DIRETTA (aggiornamento delle h. 15.50)
Poco prima di recarsi alla ripresa della riunione plenaria i presidente del Consiglio italiano si è mostrato prudentemente ottimista: “C’è stata una svolta ma dobbiamo essere ancora cauti fino a quando ci sarà la stretta finale”. A proposito degli scogli più difficili come la quota dei sussidi ha spiegato che “il clima è cambiato quando il fronte opposto ai Paesi nordici ha fatto capire che non si può negoziare tutto al ribasso” e che la soglia dei 390-400 miliardi non poteva scendere ulteriormente.
Ora sulla governance e sul meccanismo di controllo si stanno esaminando ancora i dettagli ma Conte ha confermato che l’Italia “non permetterà mai che un singolo Paese possa avere il monopolio di verifica dei piani nazionali che spetta agli organismi comunitari. Su questo non mollo”.
Giro di telefonate e contatti tra i leader fanno slittare di ora in ora la riunione a 27. Nella “stretta finale” possono nascondersi dettagli importanti e si tratta anche sulle singole poste nazionali e l’allocazione delle risorse.
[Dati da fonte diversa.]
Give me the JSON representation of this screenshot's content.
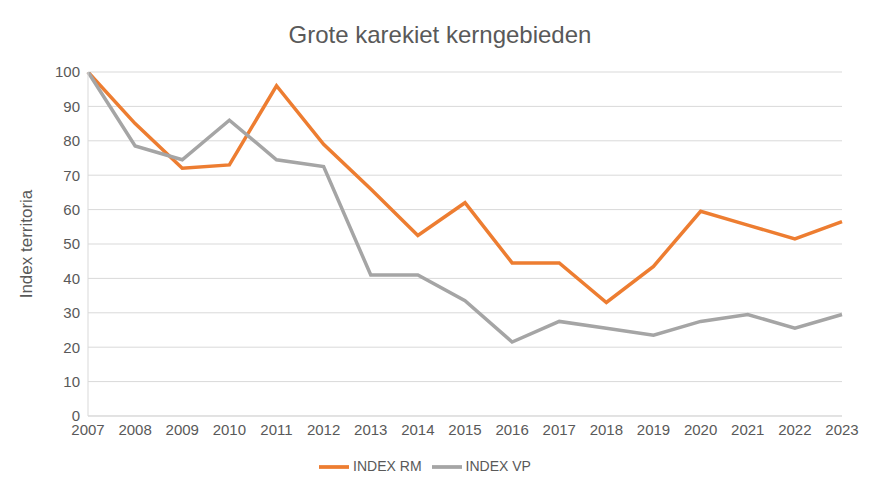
{
  "chart_data": {
    "type": "line",
    "title": "Grote karekiet kerngebieden",
    "y_label": "Index territoria",
    "categories": [
      "2007",
      "2008",
      "2009",
      "2010",
      "2011",
      "2012",
      "2013",
      "2014",
      "2015",
      "2016",
      "2017",
      "2018",
      "2019",
      "2020",
      "2021",
      "2022",
      "2023"
    ],
    "series": [
      {
        "name": "INDEX RM",
        "color": "#ED7D31",
        "values": [
          100,
          85,
          72,
          73,
          96,
          79,
          66,
          52.5,
          62,
          44.5,
          44.5,
          33,
          43.5,
          59.5,
          55.5,
          51.5,
          56.5
        ]
      },
      {
        "name": "INDEX VP",
        "color": "#A5A5A5",
        "values": [
          100,
          78.5,
          74.5,
          86,
          74.5,
          72.5,
          41,
          41,
          33.5,
          21.5,
          27.5,
          25.5,
          23.5,
          27.5,
          29.5,
          25.5,
          29.5
        ]
      }
    ],
    "ylim": [
      0,
      100
    ],
    "yticks": [
      0,
      10,
      20,
      30,
      40,
      50,
      60,
      70,
      80,
      90,
      100
    ],
    "grid": true,
    "legend": "bottom"
  }
}
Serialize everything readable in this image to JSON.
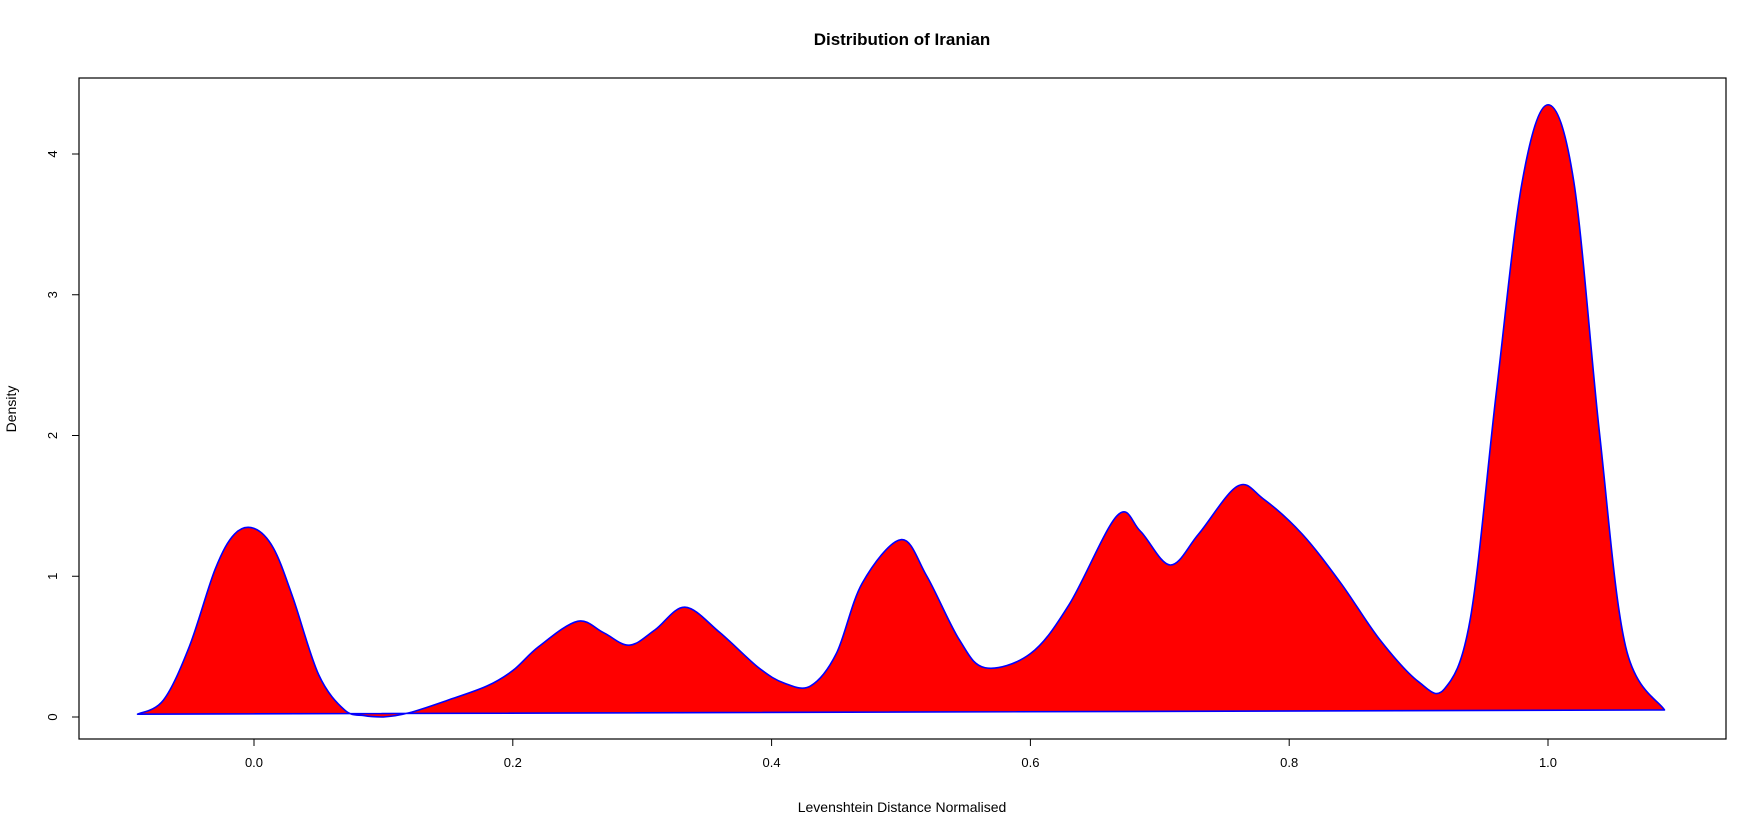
{
  "chart_data": {
    "type": "area",
    "title": "Distribution of Iranian",
    "xlabel": "Levenshtein Distance Normalised",
    "ylabel": "Density",
    "xlim": [
      -0.1,
      1.09
    ],
    "ylim": [
      0,
      4.35
    ],
    "x_ticks": [
      "0.0",
      "0.2",
      "0.4",
      "0.6",
      "0.8",
      "1.0"
    ],
    "y_ticks": [
      "0",
      "1",
      "2",
      "3",
      "4"
    ],
    "fill_color": "#ff0000",
    "line_color": "#0000ff",
    "grid": false,
    "series": [
      {
        "x": [
          -0.09,
          -0.07,
          -0.05,
          -0.03,
          -0.015,
          0.0,
          0.015,
          0.03,
          0.05,
          0.07,
          0.085,
          0.1,
          0.12,
          0.15,
          0.18,
          0.2,
          0.22,
          0.25,
          0.27,
          0.29,
          0.31,
          0.333,
          0.36,
          0.39,
          0.41,
          0.43,
          0.45,
          0.47,
          0.5,
          0.52,
          0.545,
          0.565,
          0.6,
          0.63,
          0.667,
          0.685,
          0.708,
          0.73,
          0.76,
          0.78,
          0.81,
          0.84,
          0.87,
          0.9,
          0.92,
          0.94,
          0.96,
          0.98,
          1.0,
          1.02,
          1.04,
          1.06,
          1.09
        ],
        "y": [
          0.02,
          0.12,
          0.5,
          1.05,
          1.3,
          1.34,
          1.2,
          0.85,
          0.3,
          0.05,
          0.01,
          0.0,
          0.03,
          0.12,
          0.22,
          0.33,
          0.5,
          0.68,
          0.6,
          0.51,
          0.62,
          0.78,
          0.6,
          0.35,
          0.24,
          0.22,
          0.45,
          0.95,
          1.26,
          1.0,
          0.55,
          0.35,
          0.45,
          0.8,
          1.43,
          1.32,
          1.08,
          1.3,
          1.64,
          1.55,
          1.3,
          0.95,
          0.55,
          0.25,
          0.2,
          0.7,
          2.3,
          3.8,
          4.35,
          3.8,
          2.0,
          0.5,
          0.05
        ]
      }
    ]
  }
}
A questo punto è certo che l’ammontare della proposta iniziale di 170 miliardi di sussidi per l’Italia sarà ridimensionata e vedremo come.
“C’è comunque una linea di dignità che non può essere superata” ha detto il premier, “capisco che è stato un negoziato complesso e difficile ma ora non si può più scherzare”.
Intesa quasi raggiunta anche sulla trattativa dei fondi di coesione condizionati al rispetto dello stato di diritto. “Ci sono alcune clausole. le stiamo rivedendo dal punto di vista legale – ha concluso Conte – ma su questi principi non c’è da discutere”.